Che Trump sia nient'altro che un rozzo volgare cialtronissimo demagogo, è evidente. Che sia maestro nel dare il peggio in termini di razzismo, sessismo, populismo, anche. Ma che la ribalta gli sia stata offerta senza colpo ferire e senza opporre resistenza alcuna da un partito repubblicano ormai consunto e logoro è altrettanto chiaro. E se è vero che la Clinton non è la migliore dei competitors, è anche vero che il partito democratico in questi anni ha affrontato alla guida del paese la peggiore crisi economica mai vista, il terrorismo interno, la continua tensione razziale, mai sopita, persino i diritti civili, senza tirarsi indietro e senza fare leva sulla becera demagogia che pare l'unica risorsa rimasta invece ai repubblicani.
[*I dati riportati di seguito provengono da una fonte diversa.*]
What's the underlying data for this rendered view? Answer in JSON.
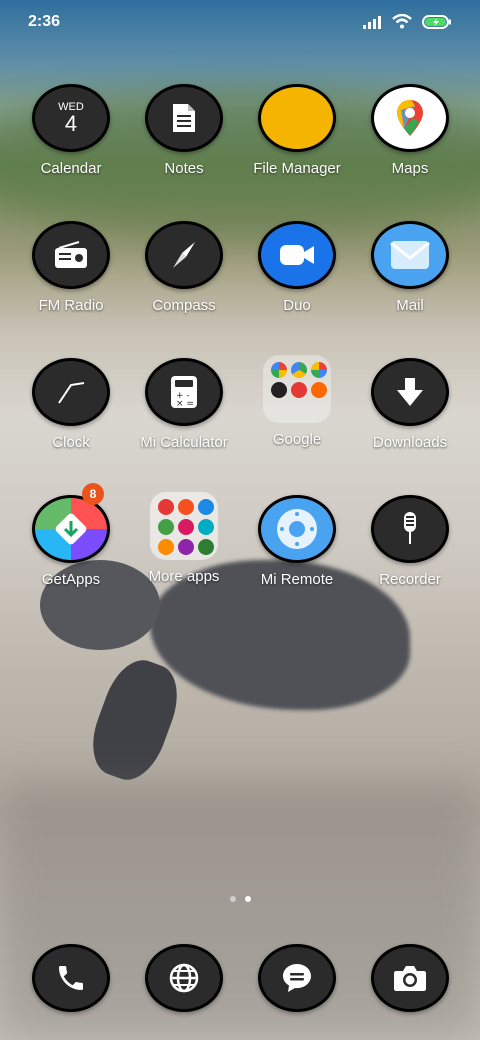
{
  "status_bar": {
    "time": "2:36"
  },
  "colors": {
    "file_manager_yellow": "#f4b400",
    "badge_orange": "#e8541c",
    "duo_blue": "#1a73e8",
    "mail_blue": "#4aa3f0"
  },
  "calendar_icon": {
    "weekday": "WED",
    "day": "4"
  },
  "apps": {
    "calendar": "Calendar",
    "notes": "Notes",
    "file_manager": "File Manager",
    "maps": "Maps",
    "fm_radio": "FM Radio",
    "compass": "Compass",
    "duo": "Duo",
    "mail": "Mail",
    "clock": "Clock",
    "mi_calculator": "Mi Calculator",
    "google": "Google",
    "downloads": "Downloads",
    "getapps": "GetApps",
    "more_apps": "More apps",
    "mi_remote": "Mi Remote",
    "recorder": "Recorder"
  },
  "getapps_badge": "8",
  "pages": {
    "count": 2,
    "current": 2
  },
  "dock": [
    "phone-icon",
    "browser-icon",
    "messages-icon",
    "camera-icon"
  ]
}
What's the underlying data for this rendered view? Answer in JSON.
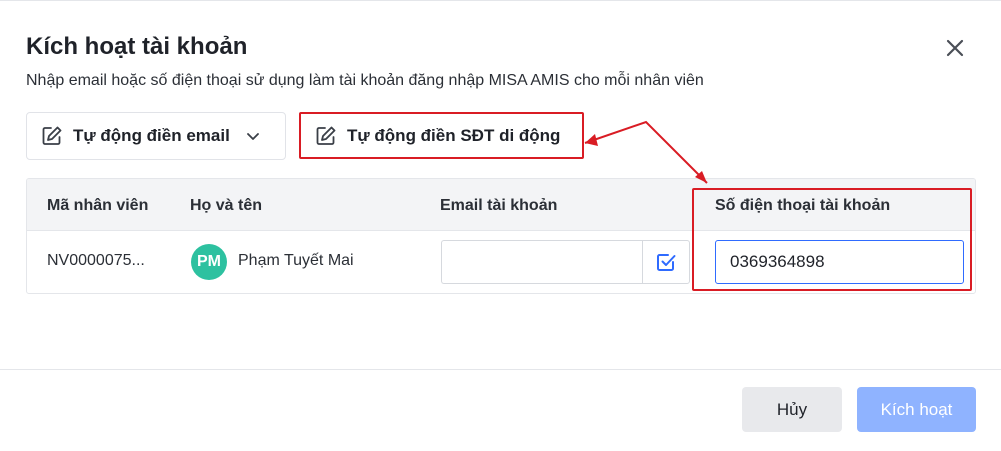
{
  "dialog": {
    "title": "Kích hoạt tài khoản",
    "subtitle": "Nhập email hoặc số điện thoại sử dụng làm tài khoản đăng nhập MISA AMIS cho mỗi nhân viên"
  },
  "toolbar": {
    "auto_email_label": "Tự động điền email",
    "auto_phone_label": "Tự động điền SĐT di động"
  },
  "table": {
    "headers": [
      "Mã nhân viên",
      "Họ và tên",
      "Email tài khoản",
      "Số điện thoại tài khoản"
    ],
    "rows": [
      {
        "employee_code": "NV0000075...",
        "avatar_initials": "PM",
        "full_name": "Phạm Tuyết Mai",
        "email": "",
        "phone": "0369364898"
      }
    ]
  },
  "footer": {
    "cancel_label": "Hủy",
    "activate_label": "Kích hoạt"
  },
  "colors": {
    "accent": "#2f6bff",
    "primary_disabled": "#8fb3ff",
    "avatar": "#2dc1a0",
    "annotation": "#d91c24"
  },
  "icons": {
    "close": "close-icon",
    "edit": "pencil-edit-icon",
    "dropdown": "chevron-down-icon",
    "check": "checkbox-checked-icon"
  }
}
Dunque, anche qui la crisi non è data dalla malattia, ma dal sintomo che l'ha generata. E come accade in ogni democrazia, anche per quella americana la mancanza di una reale alternanza fondata su un efficace confronto politico è un danno, destinato solo a produrne altri. Passerà Trump, come passano gli uragani che esauriscono in breve tempo la loro portata distruttiva, ma resteranno, temiamo a lungo, tutti gli effetti devastanti prodotti dal suo cammino, finchè i repubblicani non saranno in grado di uscire dall'angolo dove si sono rinchiusi da soli, di lasciare fuori dalla porta gli estremismi, e di ricominciare a pensare in termini di strategia costruttiva per il bene comune. Che poi è ciò che chiede e che vuole la politica, quella vera.